Dennoch ist dies der bedeutsamste Punkt in der gestern von den EU-Parlamentariern verabschiedeten Resolution zur Zukunftskonferenz. Darin fordern sie ihren Ausschuss für konstitutionelle Fragen auf, einen Konvent zur Änderung der Verträge einzuberufen. Dazu müssen jedoch auch die EU-Staaten ihre Zustimmung geben, die in dieser Frage jedoch sehr zurückhaltend sind. Denn Vertragsänderungen werden gerne mit dem Öffnen der Büchse der Pandora gleichgesetzt, da sie sich konfliktbeladen über Jahre hinweg ziehen und die Handlungsfähigkeit der EU lähmen können.

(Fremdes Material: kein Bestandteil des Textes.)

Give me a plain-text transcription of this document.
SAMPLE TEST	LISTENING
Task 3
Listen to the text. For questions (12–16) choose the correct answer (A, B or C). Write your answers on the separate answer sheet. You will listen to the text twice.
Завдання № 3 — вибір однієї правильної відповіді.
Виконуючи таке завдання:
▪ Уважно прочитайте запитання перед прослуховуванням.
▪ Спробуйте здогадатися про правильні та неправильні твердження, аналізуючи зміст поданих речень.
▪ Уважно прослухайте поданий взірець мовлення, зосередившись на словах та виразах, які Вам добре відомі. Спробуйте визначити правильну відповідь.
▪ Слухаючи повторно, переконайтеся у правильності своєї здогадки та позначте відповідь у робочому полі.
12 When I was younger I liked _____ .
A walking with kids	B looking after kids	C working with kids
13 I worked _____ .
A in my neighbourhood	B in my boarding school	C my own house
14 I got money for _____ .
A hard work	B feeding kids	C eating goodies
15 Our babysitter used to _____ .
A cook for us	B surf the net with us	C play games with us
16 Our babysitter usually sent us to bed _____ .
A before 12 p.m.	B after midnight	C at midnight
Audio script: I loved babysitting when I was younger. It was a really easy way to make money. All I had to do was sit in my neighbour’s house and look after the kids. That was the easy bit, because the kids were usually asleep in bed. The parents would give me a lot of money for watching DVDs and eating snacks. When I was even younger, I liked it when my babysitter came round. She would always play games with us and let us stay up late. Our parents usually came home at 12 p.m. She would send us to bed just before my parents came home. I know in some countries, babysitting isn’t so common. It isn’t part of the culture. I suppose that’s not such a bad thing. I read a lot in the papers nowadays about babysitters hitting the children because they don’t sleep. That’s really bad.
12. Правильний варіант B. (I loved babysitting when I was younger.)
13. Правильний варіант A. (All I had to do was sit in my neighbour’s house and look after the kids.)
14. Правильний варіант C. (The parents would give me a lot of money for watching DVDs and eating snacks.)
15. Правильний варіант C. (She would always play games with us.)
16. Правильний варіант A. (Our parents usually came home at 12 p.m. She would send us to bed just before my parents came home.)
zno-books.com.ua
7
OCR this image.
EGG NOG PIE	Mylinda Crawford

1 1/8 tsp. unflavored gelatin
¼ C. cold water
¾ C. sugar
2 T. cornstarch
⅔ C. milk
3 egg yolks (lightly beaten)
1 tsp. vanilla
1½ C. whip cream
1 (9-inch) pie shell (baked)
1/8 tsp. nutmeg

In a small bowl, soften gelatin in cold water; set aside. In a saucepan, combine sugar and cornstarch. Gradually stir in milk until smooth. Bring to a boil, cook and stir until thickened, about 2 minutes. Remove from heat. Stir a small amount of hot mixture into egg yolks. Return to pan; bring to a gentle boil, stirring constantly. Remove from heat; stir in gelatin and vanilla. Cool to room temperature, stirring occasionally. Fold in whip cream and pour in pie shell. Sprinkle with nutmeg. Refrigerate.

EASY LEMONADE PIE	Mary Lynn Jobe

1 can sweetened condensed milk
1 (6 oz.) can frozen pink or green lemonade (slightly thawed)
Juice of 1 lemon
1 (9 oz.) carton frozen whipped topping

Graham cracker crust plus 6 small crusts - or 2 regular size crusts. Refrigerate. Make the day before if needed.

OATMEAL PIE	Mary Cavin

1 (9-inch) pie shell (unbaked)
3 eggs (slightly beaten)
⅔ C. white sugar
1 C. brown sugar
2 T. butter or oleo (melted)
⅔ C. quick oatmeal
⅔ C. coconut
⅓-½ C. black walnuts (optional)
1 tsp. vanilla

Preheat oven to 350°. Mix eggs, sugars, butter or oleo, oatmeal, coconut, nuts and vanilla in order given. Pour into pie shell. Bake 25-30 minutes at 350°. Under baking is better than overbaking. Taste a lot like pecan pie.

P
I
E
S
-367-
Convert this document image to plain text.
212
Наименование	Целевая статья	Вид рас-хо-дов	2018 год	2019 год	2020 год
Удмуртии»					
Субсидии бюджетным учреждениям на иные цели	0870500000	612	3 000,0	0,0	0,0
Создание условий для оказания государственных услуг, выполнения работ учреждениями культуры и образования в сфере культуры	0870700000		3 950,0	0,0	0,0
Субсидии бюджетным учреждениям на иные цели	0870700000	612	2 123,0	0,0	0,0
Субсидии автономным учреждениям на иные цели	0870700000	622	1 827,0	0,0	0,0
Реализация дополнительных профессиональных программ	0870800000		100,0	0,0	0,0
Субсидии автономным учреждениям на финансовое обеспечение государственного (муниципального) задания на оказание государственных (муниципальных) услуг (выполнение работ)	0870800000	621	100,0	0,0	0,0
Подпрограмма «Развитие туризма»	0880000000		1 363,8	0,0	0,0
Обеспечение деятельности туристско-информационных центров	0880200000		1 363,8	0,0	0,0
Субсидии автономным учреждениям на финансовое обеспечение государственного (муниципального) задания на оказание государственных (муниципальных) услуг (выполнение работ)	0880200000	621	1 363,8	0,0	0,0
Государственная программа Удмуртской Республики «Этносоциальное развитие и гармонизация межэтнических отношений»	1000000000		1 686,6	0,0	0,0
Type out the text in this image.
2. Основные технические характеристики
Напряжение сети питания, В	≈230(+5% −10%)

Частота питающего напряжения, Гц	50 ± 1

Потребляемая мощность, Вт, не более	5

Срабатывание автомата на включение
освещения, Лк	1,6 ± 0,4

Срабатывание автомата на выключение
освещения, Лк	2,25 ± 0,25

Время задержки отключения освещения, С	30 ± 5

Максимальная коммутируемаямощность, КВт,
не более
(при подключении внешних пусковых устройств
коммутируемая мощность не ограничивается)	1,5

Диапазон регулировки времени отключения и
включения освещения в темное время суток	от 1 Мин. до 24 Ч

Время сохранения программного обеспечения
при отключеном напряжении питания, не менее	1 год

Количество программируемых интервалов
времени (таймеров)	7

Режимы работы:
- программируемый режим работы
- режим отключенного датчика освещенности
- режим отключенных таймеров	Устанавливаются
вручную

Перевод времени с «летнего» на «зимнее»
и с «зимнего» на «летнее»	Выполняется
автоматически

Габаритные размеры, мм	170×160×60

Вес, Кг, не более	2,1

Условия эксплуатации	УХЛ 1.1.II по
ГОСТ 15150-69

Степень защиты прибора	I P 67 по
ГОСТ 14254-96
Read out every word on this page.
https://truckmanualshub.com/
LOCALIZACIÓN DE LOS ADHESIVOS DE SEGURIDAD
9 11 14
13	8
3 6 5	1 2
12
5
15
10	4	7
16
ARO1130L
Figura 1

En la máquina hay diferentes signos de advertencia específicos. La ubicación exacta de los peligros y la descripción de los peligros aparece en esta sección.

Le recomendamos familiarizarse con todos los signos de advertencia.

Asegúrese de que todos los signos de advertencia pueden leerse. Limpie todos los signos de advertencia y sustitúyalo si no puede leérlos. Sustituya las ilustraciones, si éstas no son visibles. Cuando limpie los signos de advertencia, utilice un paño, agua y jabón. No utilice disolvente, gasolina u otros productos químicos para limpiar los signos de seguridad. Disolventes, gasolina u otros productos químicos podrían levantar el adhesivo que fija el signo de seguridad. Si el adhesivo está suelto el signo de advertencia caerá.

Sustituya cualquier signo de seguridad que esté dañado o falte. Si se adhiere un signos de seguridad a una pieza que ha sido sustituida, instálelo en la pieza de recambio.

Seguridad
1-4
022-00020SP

Dessen dürften sich die Initiatoren der Konferenz über die Zukunft Europas jedoch durchaus bewusst gewesen sein. Allen voran der französische Präsident Emmanuel Macron, dem neben den Präsidentinnen der anderen EU-Institutionen am kommenden 9. Mai, dem Europatag, während einer Feier im EP in Straßburg ein Abschlussdokument der Konferenz vorgelegt werden soll. Macron hatte nach den Europawahlen 2019 auf die Abhaltung der Konferenz gedrängt, EU-Kommissionspräsidentin Ursula von der Leyen nahm die Idee damals in ihr Arbeitsprogramm auf.